Tuesday, January 26, 2016

Burns and Mozart: a January celebration!

Let's not let January go by without giving a nod to Robert Burns and Wolfgang Mozart. On January 25, 1759 the great Robert Burns was born, and on January 27, 1752, Mozart entered this world. Two creative geniuses: one literary, the other musical.
And, the world of fine arts would never have been the same without them.

Burns, a Scotsman, was a poet and lyricist, regarded as the national poet of Scotland, writing over 500 poems!
Wolfgang, our famous German composer, wrote, in various forms, including symphonies, concerti, sonatas, church music, operas, dances, marches, over 600 works.

Over the years, the celebration of Burns birthday has become a bit of a thing of its own. Known as the Burns Supper, there is the piping in of the guests, the host's welcome speech, the Selkirk Grace prayer, the soup course, haggis course (which receives its own piping in), the main course, toasts and more toasts, an address to the lassies present, a reply to the laddies present, and the hearing of some of Burns' work.  Wow!

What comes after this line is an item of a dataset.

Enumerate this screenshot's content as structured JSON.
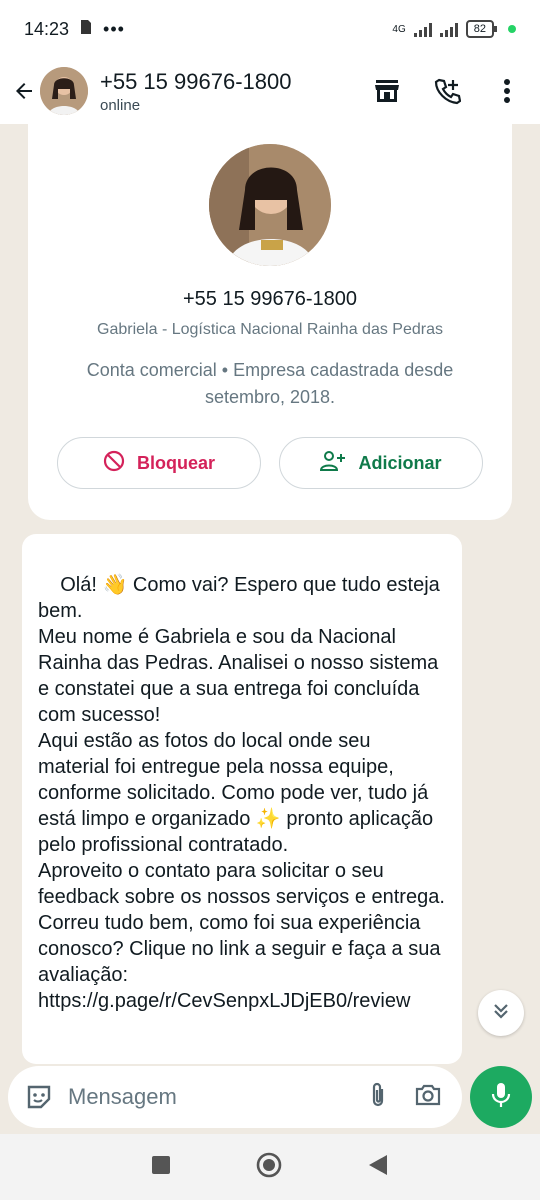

Poor Wolfgang only receives our thanks individually, if someone choses to remember. I, for once, choose to make an evening of it with my friends, having German food, and a Sacher torte for dessert, though this year we are combining the two "events" and including a Scotch tasting. I think Wolfgang would have approved of this.

Tuesday, January 12, 2016

The Eyes have It!

January 10 marked the death of David Bowie, famous musician/performer. He was 69, and was really was the first to explore music, particularly rock music, as performance art, and hence "glam rock" was born. He sang, played guitar and composed some very catchy tunes over his 40 year career, but it was his unique and rather otherworldly quality to his voice and appearance that set him apart. He was truly one of a kind. Regarding his appearance, he donned outlandish and even futuristic type clothing which he changed like a chameleon over the span of his popularity, but there was also something about his physical appearance that gave him an "alien-like" quality. Yes, he was thin, tall and pale, but it was his eyes that were mystical and magical. They appeared to be of two different colors, one blue, one brown or at least very dark. But that was not it. He had a condition as a result of an injury, called anisocoria, that resulted in a difference in the size of his pupils.

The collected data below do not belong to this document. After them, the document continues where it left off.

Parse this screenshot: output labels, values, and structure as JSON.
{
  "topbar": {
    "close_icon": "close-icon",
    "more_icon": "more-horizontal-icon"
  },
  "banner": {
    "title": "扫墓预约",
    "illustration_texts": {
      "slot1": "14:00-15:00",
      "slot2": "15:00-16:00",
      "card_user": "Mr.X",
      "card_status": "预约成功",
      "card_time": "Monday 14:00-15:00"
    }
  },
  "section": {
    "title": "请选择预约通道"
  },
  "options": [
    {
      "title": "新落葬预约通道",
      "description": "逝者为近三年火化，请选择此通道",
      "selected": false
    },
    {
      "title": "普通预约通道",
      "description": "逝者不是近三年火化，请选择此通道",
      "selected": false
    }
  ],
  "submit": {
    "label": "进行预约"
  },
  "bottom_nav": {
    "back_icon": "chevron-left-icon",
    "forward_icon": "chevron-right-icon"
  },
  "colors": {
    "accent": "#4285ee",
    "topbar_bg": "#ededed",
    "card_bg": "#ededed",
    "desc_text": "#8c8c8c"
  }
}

Historically, Around 200 AD, Galen likened the iris to an elastic circular ring that was passively inflated or deflated by vital spirits sent from the brain to enhance vision. It was not until the first half of the 18th century that it became widely accepted that iris movement and pupil size were due to active interaction of 2 iris muscles: a longitudinal radial dilator and a circular sphincter muscle.

Unusual physical traits have always been fascinating. Some are repulsive, but some are mesmorizing, like Bowie's eyes. Eyes, as they say, are the windows to the soul, and anything odd or different about them can create suspicion, adoration, or obsession, or a definition of beauty depending on the era.

In the 18th Century, the women of Georgian high society looked beautiful in their satins and silks, but they hardly ever bathed.  Sanitation was still quite crude and they preferred to douse their clothes, their bodies and their belongings in toilet waters and perfumes. They wore scented pomanders and carried small scent bottles about their person.  They had false teeth, false hair, false bosoms, false calves and induced large eyes which they made to falsely dilate by using Belladonna extracted from the Deadly Nightshade plant.  They were a walking deception.By the way, from Latin, bella donna means 'fair lady', perhaps from the use of its juice to add brilliance to the eyes by dilating the pupils.